Last Quarter: What Can Be Released That No Longer Serves The Situation –> Strength + Seed Moon / New Growth
My current lack of inner strength is definitely something that is no longer serving me or any situation! There’s some serious self-doubt happening here and that’s got to go! Obviously, the spirit of the Seed Moon can’t prosper if I’m stuck in negative patterns. I feel as though all of my ideas that are waiting to burst forth from this seed are being held back by the Strength lion’s paw that holds it closed. I guess it’s time to show compassion to the lion so that I may gently remove its paw off the seed(s) so I can nurture them fully!
Waning Crescent: What Is The Seed of Wisdom That Can Be Taken Away to Begin A New Spiral –> Death + New Moon / New Beginnings
Love these two together! Transformation and New Beginnings! When one thing ends, another begins, right? Death is such a powerful transformational card. And, I feel like when I begun my Tarot journey, I started cultivating a relationship with the New Moon in a way I never had before. I’m slowly starting to understand the raw power of the New Moon (and all the phases) and with these two cards together, I feel like the New Moon really is a very important phase for me, almost more important than my beloved Full Moon. Anyways, love letter to moon phases aside, it’s clearly time to start birthing these creative babies and start a new chapter in my life!
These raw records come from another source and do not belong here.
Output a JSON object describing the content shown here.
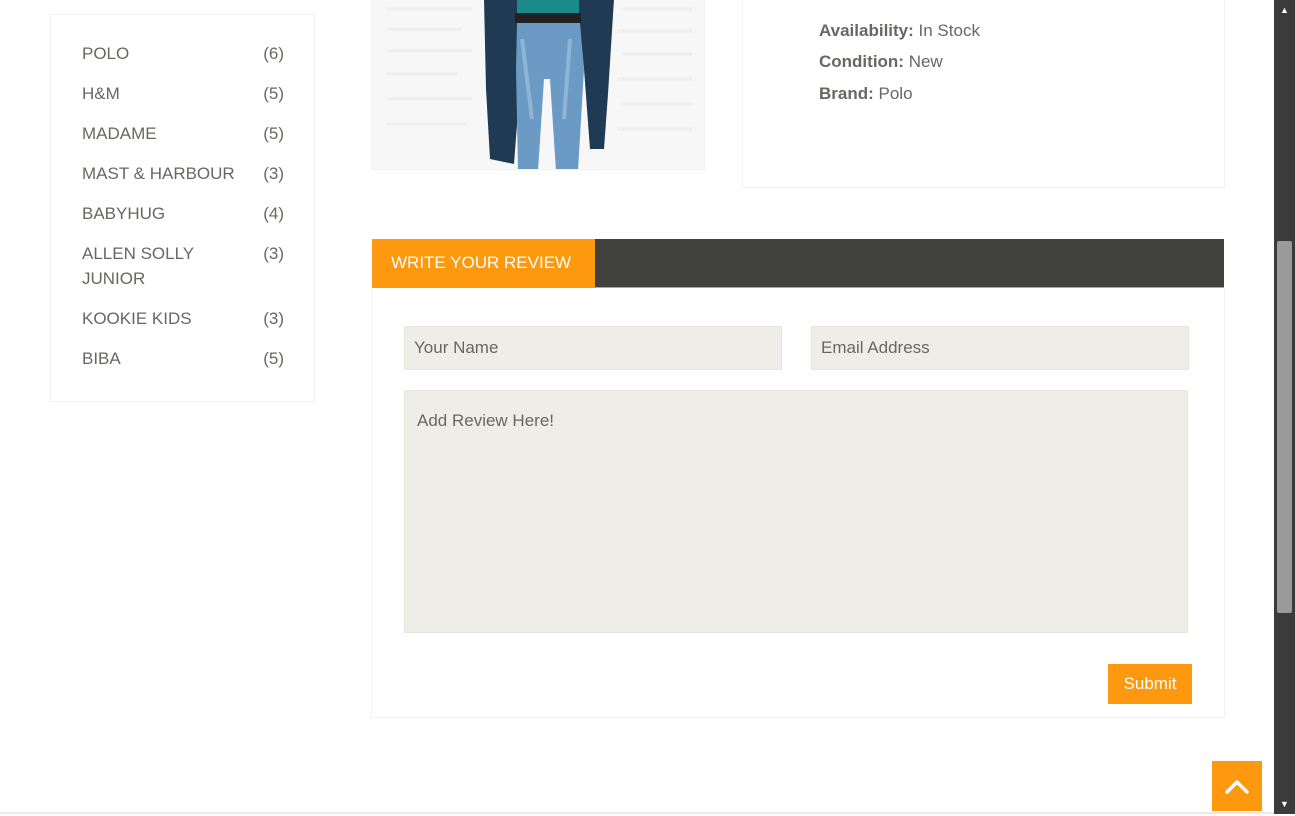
{
  "brands": [
    {
      "name": "POLO",
      "count": "(6)"
    },
    {
      "name": "H&M",
      "count": "(5)"
    },
    {
      "name": "MADAME",
      "count": "(5)"
    },
    {
      "name": "MAST & HARBOUR",
      "count": "(3)"
    },
    {
      "name": "BABYHUG",
      "count": "(4)"
    },
    {
      "name": "ALLEN SOLLY JUNIOR",
      "count": "(3)"
    },
    {
      "name": "KOOKIE KIDS",
      "count": "(3)"
    },
    {
      "name": "BIBA",
      "count": "(5)"
    }
  ],
  "product": {
    "availability_label": "Availability:",
    "availability_value": "In Stock",
    "condition_label": "Condition:",
    "condition_value": "New",
    "brand_label": "Brand:",
    "brand_value": "Polo"
  },
  "review": {
    "tab_label": "WRITE YOUR REVIEW",
    "name_placeholder": "Your Name",
    "email_placeholder": "Email Address",
    "review_placeholder": "Add Review Here!",
    "submit_label": "Submit"
  },
  "colors": {
    "accent": "#FE980F",
    "tab_bar": "#40403e",
    "field_bg": "#eeede7",
    "text": "#696763"
  },
  "icons": {
    "scroll_up": "chevron-up-icon",
    "scroll_top": "chevron-up-icon"
  }
}
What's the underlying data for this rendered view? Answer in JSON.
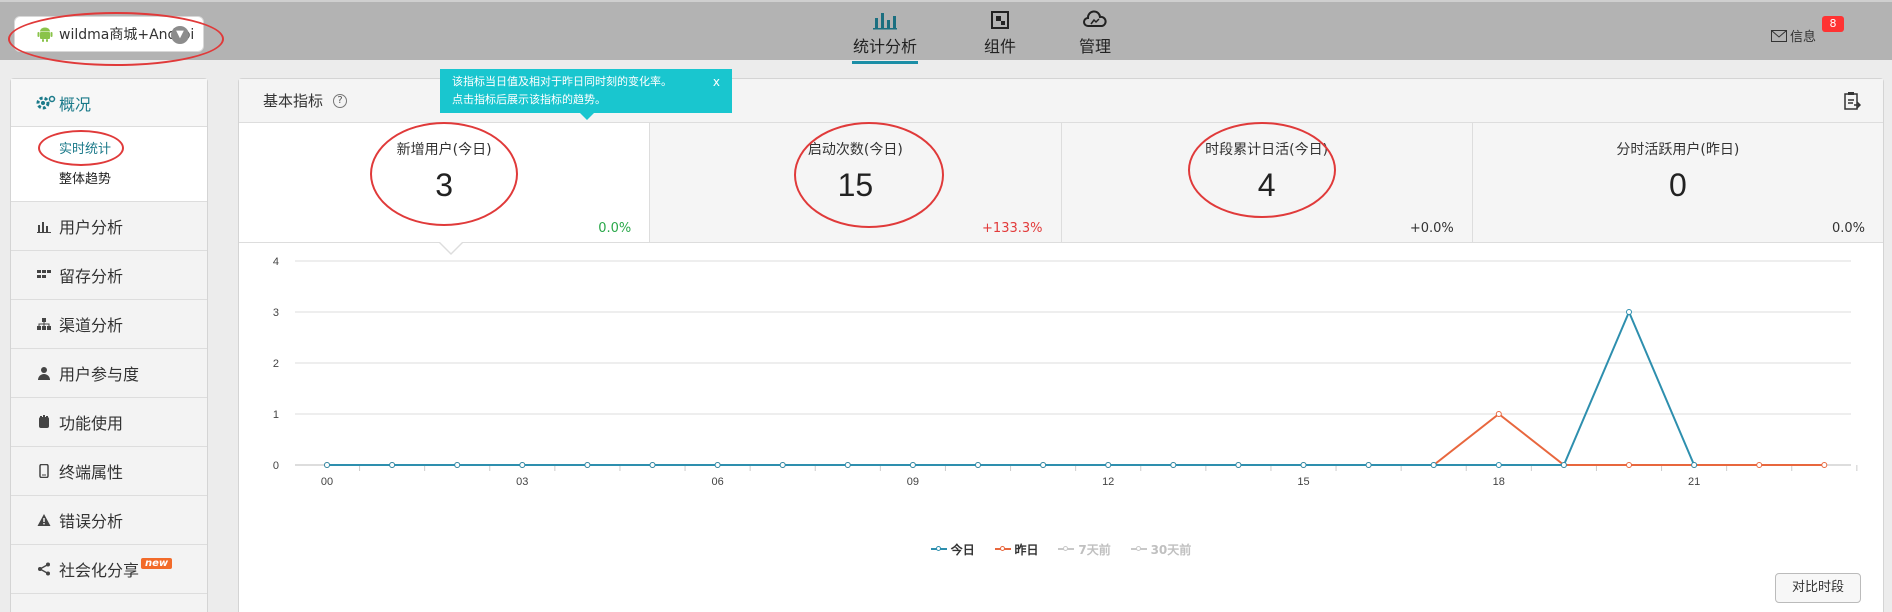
{
  "app_select": {
    "label": "wildma商城+Androi"
  },
  "nav": [
    {
      "label": "统计分析",
      "icon": "bar-chart-icon",
      "active": true
    },
    {
      "label": "组件",
      "icon": "component-icon",
      "active": false
    },
    {
      "label": "管理",
      "icon": "cloud-icon",
      "active": false
    }
  ],
  "messages": {
    "label": "信息",
    "count": "8"
  },
  "sidebar": {
    "header": "概况",
    "sub_items": [
      "实时统计",
      "整体趋势"
    ],
    "items": [
      {
        "label": "用户分析",
        "icon": "bar-chart-icon"
      },
      {
        "label": "留存分析",
        "icon": "grid-icon"
      },
      {
        "label": "渠道分析",
        "icon": "hierarchy-icon"
      },
      {
        "label": "用户参与度",
        "icon": "user-icon"
      },
      {
        "label": "功能使用",
        "icon": "hand-icon"
      },
      {
        "label": "终端属性",
        "icon": "phone-icon"
      },
      {
        "label": "错误分析",
        "icon": "warning-icon"
      },
      {
        "label": "社会化分享",
        "icon": "share-icon",
        "badge": "new"
      }
    ]
  },
  "panel": {
    "title": "基本指标",
    "tooltip_line1": "该指标当日值及相对于昨日同时刻的变化率。",
    "tooltip_line2": "点击指标后展示该指标的趋势。",
    "tooltip_close": "x",
    "metrics": [
      {
        "label": "新增用户(今日)",
        "value": "3",
        "change": "0.0%",
        "change_color": "#2aa84a"
      },
      {
        "label": "启动次数(今日)",
        "value": "15",
        "change": "+133.3%",
        "change_color": "#e23b3b"
      },
      {
        "label": "时段累计日活(今日)",
        "value": "4",
        "change": "+0.0%",
        "change_color": "#333333"
      },
      {
        "label": "分时活跃用户(昨日)",
        "value": "0",
        "change": "0.0%",
        "change_color": "#333333"
      }
    ],
    "compare_button": "对比时段"
  },
  "colors": {
    "today": "#2e8fae",
    "yesterday": "#e8673e",
    "inactive": "#c8c8c8",
    "accent": "#1b8ea6"
  },
  "chart_data": {
    "type": "line",
    "x": [
      0,
      1,
      2,
      3,
      4,
      5,
      6,
      7,
      8,
      9,
      10,
      11,
      12,
      13,
      14,
      15,
      16,
      17,
      18,
      19,
      20,
      21,
      22,
      23
    ],
    "x_tick_labels": [
      "00",
      "03",
      "06",
      "09",
      "12",
      "15",
      "18",
      "21"
    ],
    "x_tick_values": [
      0,
      3,
      6,
      9,
      12,
      15,
      18,
      21
    ],
    "y_ticks": [
      0,
      1,
      2,
      3,
      4
    ],
    "ylim": [
      0,
      4
    ],
    "grid": true,
    "legend_position": "bottom-center",
    "series": [
      {
        "name": "今日",
        "values": [
          0,
          0,
          0,
          0,
          0,
          0,
          0,
          0,
          0,
          0,
          0,
          0,
          0,
          0,
          0,
          0,
          0,
          0,
          0,
          0,
          3,
          0,
          null,
          null
        ]
      },
      {
        "name": "昨日",
        "values": [
          0,
          0,
          0,
          0,
          0,
          0,
          0,
          0,
          0,
          0,
          0,
          0,
          0,
          0,
          0,
          0,
          0,
          0,
          1,
          0,
          0,
          0,
          0,
          0
        ]
      },
      {
        "name": "7天前",
        "values": []
      },
      {
        "name": "30天前",
        "values": []
      }
    ]
  }
}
The Outcome For The Current Energy Spiral –> Two of Cups + Waxing Crescent / Refine
New friendships, collaborations, renewed love, and joy in my life along with the strong need to go ahead and put the Law of Attraction practices into action (for real this time!). It’s like my Mom always said to me, “I know you know, but do you really know?” I know the general principles of the LoA and manifestation but do I really know? I know that in order for things to manifest and materialize, I have to take action. Most of the time, I’m stuck with one foot in and the other out, paralyzed by fear of *insert any fear here* but it’s time to shake all of that off! I feel like these cards are calling me out big time but I’m happy to report that I’ve been taking baby steps, slowly moving forward towards my dreams and I’m loving it so far! It’s scary, yes, but the good kind of scary, as reflected in this amazing article I saw on The Numinous yesterday. Very timely and much needed! See, things aren’t so scary after all!
Phew! I feel like this spread peeled away a lot of layers and shed light on some deeply rooted fears, insecurities, and outdated patterns I need to get rid of! If you’ve made it this far, thank you for joining me on this journey! I highly recommend this spread and the Spirit de la Lune deck! The Spirit de la Lune and the Linestrider are wonderful companions and I hope to read with them together again soon!
Hope you’re having a great week! ❤ Hello, weekend!